What dog breeds tend to be submissive?FamilyPet
Smaller dogs may tend to show submissive behavior more than other breeds. They will sometimes shake or hide to show their fear. The smaller dogs may run underneath a bed or an item to get away from whatever is causing them anxiety.
However, it’s important to understand that each dog may react differently, so you can also have a dominant teacup terrier and a submissive Rottweiler.
The most common signs of overly submissive behaviors include:
• Hiding. Your dog may suddenly run from something and hide in a room or under the bed.
• Wetting themselves. Dogs may spontaneously urinate on the floor or an item. You may find the wet area hidden in a corner because the dog may hide this behavior to not get into trouble.
• Body language. Another submissive behavior is when a dog hides the tail between the legs or lowers the head. A dog may show this when scolded verbally or by an aggressive thing they fear. The dog will normally bend down to show its fear and sometimes hide afterwards.
One of the biggest mistakes people make when it comes to dealing with dogs is confusing a submissive dog with an upset, depressed dog. Those mistakes can actually send the dog mixed messages—and every dog will mimic the behavior of those around her. For instance, if you are a submissive person yourself, or if you don’t train, your dog will try to dominate and won’t respect you as the leader. On the other hand, if you are a good leader and train and are consistent and firm with your rules, your dog will respect your confidence and authority.

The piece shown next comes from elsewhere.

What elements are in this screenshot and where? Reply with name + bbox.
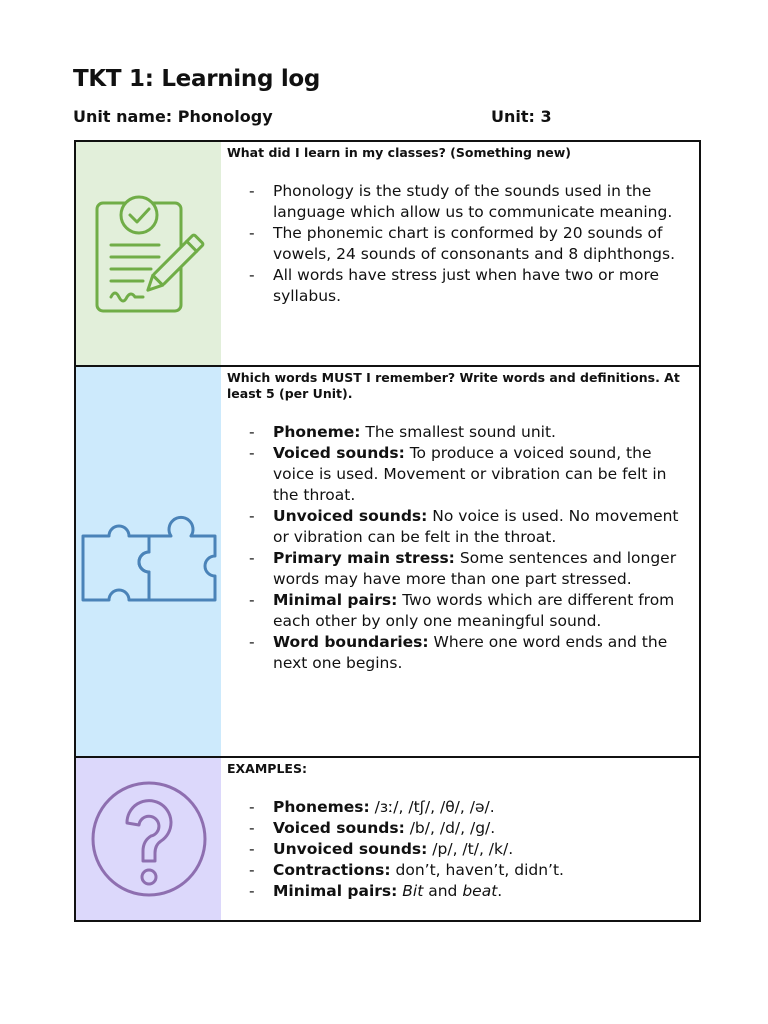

What you probably want is a dog who can be easily trained, has good manners and is respectful and socialized. That means what you really want is a teachable, trainable and friendly dog who is not dominant or stubborn. You might want one of the more intelligent breeds (see our article on the 10 most intelligent), but they can often be a little hard to train—not because of stubbornness, but because of their acute intelligence that enables them to pick up the subtlest cues.